Existe la teoría de que hay un síndrome del hermano mayor que determina notablemente la personalidad de quienes nacen como primeros hijos en una familia.
Y para quienes lo han atestiguado, todo tiene mucho sentido, pues las características de este tipo de personalidad aplican bien para ellos.
Si se trata de una coincidencia o de un patrón comprobable por la ciencia no es del todo preciso, pero al menos para algunos investigadores, la cuestión no debe tomarse a la ligera y algunos estudios se han centrado en identificar si el orden de nacimiento realmente influye en la personalidad de alguien, particularmente, en el caso de los hermanos más grandes del linaje.

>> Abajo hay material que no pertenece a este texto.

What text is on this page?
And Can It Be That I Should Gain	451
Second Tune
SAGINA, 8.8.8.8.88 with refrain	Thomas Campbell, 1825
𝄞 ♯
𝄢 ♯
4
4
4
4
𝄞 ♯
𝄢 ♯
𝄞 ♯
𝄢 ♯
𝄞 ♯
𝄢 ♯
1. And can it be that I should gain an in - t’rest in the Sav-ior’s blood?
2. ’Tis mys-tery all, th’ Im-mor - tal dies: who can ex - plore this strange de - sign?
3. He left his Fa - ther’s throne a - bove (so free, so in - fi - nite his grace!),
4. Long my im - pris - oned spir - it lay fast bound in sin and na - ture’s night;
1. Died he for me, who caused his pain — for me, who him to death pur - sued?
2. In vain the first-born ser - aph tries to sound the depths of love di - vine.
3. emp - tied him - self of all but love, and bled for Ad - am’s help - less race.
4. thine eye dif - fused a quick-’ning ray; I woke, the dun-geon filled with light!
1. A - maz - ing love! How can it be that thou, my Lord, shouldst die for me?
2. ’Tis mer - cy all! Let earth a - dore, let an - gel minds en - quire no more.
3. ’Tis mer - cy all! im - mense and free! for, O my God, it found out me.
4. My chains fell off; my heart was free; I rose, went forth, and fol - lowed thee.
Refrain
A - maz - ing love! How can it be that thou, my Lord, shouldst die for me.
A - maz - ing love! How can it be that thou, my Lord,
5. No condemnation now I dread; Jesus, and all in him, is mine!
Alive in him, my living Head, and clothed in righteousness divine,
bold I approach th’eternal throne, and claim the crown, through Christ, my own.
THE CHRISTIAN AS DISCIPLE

El haber nacido primero en una familia, provoca sensaciones como un mayor sentido de responsabilidad que el resto de los hermanos, una tendencia a complacer a la gente y un resentimiento hacia los otros hermanos y hacia los padres, cuestiones que eventualmente incluso pueden convertirse en síntomas de ansiedad.
Los hijos mayores son confiables y tienen grandes logros, los de en medio son sociables y rebeldes (aunque pueden ser más ignorados) y los menores son encantadores y manipuladores, los consentidos de la casa.
Los hermanos mayores tienden a tener un IQ más elevado que los menores, luego de estudiar el caso de varias familias, sugiriendo que esto podría relacionarse con las dinámicas de casa con que los hijos mayores crecen, casi siempre teniendo que adoptar mayores responsabilidades en menor tiempo.
Los hermanos mayores son menos tolerantes al riesgo financiero que los menores y que, en general, son menos aventureros.
Los hermanos más grandes son menos propensos a buscar la aventura que los menores, especialmente cuando se trataba de familias con tres hijos, cuyo hijo menor tendía a ser más aventurero que el resto.